Appellant's convictions arose out of two sales of cocaine to Ms. Gay Royal, a
confidential informant (C.I .) for the Madisonville Police Department. Royal told the
police that she wanted to "get straight" and needed some money to leave town, and she
offered to participate in a controlled drug buy. The police agreed .
On the morning of July 13, 2003, Detectives Lantrip and Bean of the Madisonville
Police Department arrived at the home of Royal's mother, where the drug buy would
occur. They performed a cursory search of Royal (asking her to empty her pockets and
take off her shoes) to ensure she did not have drugs on her person that could be used
to falsely incriminate someone, but did not search the house . Around 10 :40 a.m ., Royal
telephoned a man whom she referred to as "J-Man," and whom both she and the police
believed to be Appellant . Royal arranged a drug deal as the police recorded the
conversation on audiotape . The detectives equipped Royal with an audiotape to
secretly record the transaction . They also furnished her with thirty dollars in cash and
recorded the serial numbers of the bills .

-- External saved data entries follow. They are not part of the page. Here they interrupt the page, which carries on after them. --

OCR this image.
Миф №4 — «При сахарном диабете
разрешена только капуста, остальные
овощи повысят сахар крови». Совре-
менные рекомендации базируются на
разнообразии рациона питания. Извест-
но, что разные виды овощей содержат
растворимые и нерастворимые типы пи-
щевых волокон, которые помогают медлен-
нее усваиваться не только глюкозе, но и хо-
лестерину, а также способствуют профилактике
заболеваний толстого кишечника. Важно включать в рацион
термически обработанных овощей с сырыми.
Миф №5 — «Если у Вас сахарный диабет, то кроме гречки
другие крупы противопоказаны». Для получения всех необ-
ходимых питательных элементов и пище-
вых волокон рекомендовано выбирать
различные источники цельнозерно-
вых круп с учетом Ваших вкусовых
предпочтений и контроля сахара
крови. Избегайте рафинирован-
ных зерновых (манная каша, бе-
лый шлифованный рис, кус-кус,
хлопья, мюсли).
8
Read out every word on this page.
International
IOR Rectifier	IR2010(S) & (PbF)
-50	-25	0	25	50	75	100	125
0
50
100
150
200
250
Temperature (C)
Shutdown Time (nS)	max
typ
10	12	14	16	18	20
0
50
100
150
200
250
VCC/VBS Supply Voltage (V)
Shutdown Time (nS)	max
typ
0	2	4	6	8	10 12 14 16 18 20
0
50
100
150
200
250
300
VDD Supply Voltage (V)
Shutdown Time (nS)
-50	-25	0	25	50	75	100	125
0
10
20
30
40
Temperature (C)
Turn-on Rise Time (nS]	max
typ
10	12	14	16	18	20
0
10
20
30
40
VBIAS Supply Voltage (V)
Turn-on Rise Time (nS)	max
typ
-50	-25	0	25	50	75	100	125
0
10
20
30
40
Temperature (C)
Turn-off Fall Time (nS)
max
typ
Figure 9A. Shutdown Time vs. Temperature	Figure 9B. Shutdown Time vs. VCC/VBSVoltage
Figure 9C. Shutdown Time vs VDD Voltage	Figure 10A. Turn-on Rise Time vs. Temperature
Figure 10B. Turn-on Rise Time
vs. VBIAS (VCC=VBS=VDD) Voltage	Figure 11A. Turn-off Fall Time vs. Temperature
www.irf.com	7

A short time later, a black Ford Crown Victoria drove up to the house with a male
sitting in the front passenger seat. As the police videotaped the encounter, Royal
approached the car on the passenger side, momentarily reached inside, then returned
to the house . She gave cocaine to the police which she claimed she purchased from
Appellant with the money. She was not searched after the completion of the
transaction .
Soon thereafter, as recorded by a surveillance camera in the Grapevine Pantry, a
convenience store near Royal's mother's residence, Appellant arrived at the store in a
black Ford Crown Victoria and purchased a money order with cash . Appellant
stipulated at trial that the signature on the money order was his . A bill was later found in
the Grapevine Pantry's safe with a serial number that matched one on the bills provided
to Royal for use in the earlier drug buy.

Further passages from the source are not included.